Here’s the thing, though: While I was in my hallucinatory stupor, I actually thought that I was going to get a lot accomplished! My brain kept insisting that I could probably catch up on household chores (which didn’t happen), creative projects (yeah, right), and reading (as if concentration and focus are piqued when people are ill). It was all folly. But I actually started to brow-beat myself until I reached the inevitable conclusion: sick people are not productive…hello!
I was able to catch up on much needed rest since I’ve been kind of going and going like the Energizer Bunny. So I would spend most of the day unconscious and then I’d be wide-awake watching bad television at say, two- three- four-o’clock in the morning. Not even the birds were chirping.
Then just when I thought I was ready to go into work and begin my life, it snowed. Badly. And of course, I was snowed in with almost a foot of the pretty, white stuff that looks like a Winter Wonderland until you realize that you have to shovel that crap. So since I was already stuck at home, I took to looking out the window and marveling at the ice-formations on the window that really made the whole world seem picturesque.
MY Fortieth Birthday
It truly did come without much fanfare, but I had forgotten just how much fun I could have all by myself. Since it fell on a weekday, I knew I wouldn’t be able to celebrate with my family, so I went it alone. I did get to accomplish dancing (in my kitchen) but hey, beggars can’t be choosers…I also got to catch up on some movies and sang at the top of my lungs to “Who Let The Dogs Out?” Who, indeed?
Dem’s Da Rulz:
The notion of getting older, I’ve realized is that it is an excuse for your body to finally say, “Yep. It’s over, kid.
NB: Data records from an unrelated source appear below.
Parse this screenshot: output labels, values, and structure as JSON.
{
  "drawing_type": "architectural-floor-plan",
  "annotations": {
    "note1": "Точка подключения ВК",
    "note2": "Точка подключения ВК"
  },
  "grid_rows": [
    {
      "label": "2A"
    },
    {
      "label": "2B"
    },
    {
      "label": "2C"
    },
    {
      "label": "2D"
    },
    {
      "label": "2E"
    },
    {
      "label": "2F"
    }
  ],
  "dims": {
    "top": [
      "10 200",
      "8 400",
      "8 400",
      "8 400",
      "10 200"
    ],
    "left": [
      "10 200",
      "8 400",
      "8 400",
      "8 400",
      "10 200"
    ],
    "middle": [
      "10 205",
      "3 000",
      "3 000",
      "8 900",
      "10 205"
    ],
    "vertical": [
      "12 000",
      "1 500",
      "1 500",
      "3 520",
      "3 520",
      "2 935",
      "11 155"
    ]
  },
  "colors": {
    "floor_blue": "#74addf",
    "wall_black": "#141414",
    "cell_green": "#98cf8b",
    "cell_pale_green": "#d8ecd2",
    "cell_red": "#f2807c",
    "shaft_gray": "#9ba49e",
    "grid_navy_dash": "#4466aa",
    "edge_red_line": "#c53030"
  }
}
Don’t expect me to do nuttin’.” So I’m forgiving myself for going a little slower than usual and for sleeping in way longer than when I was a teen. I have an added plus that I don’t really have to be in bed by 9pm. Not unless I want to. I also know that age comes with all these powers to see that the rules that were created for me to maintain stability and a sense of normalcy no longer apply. Woo hoo! So I danced around in my underwear, stayed up very late and left the tv on while I slept…and I didn’t feel the least bit guilty when I had a second helping of he rich chocolate birthday cake.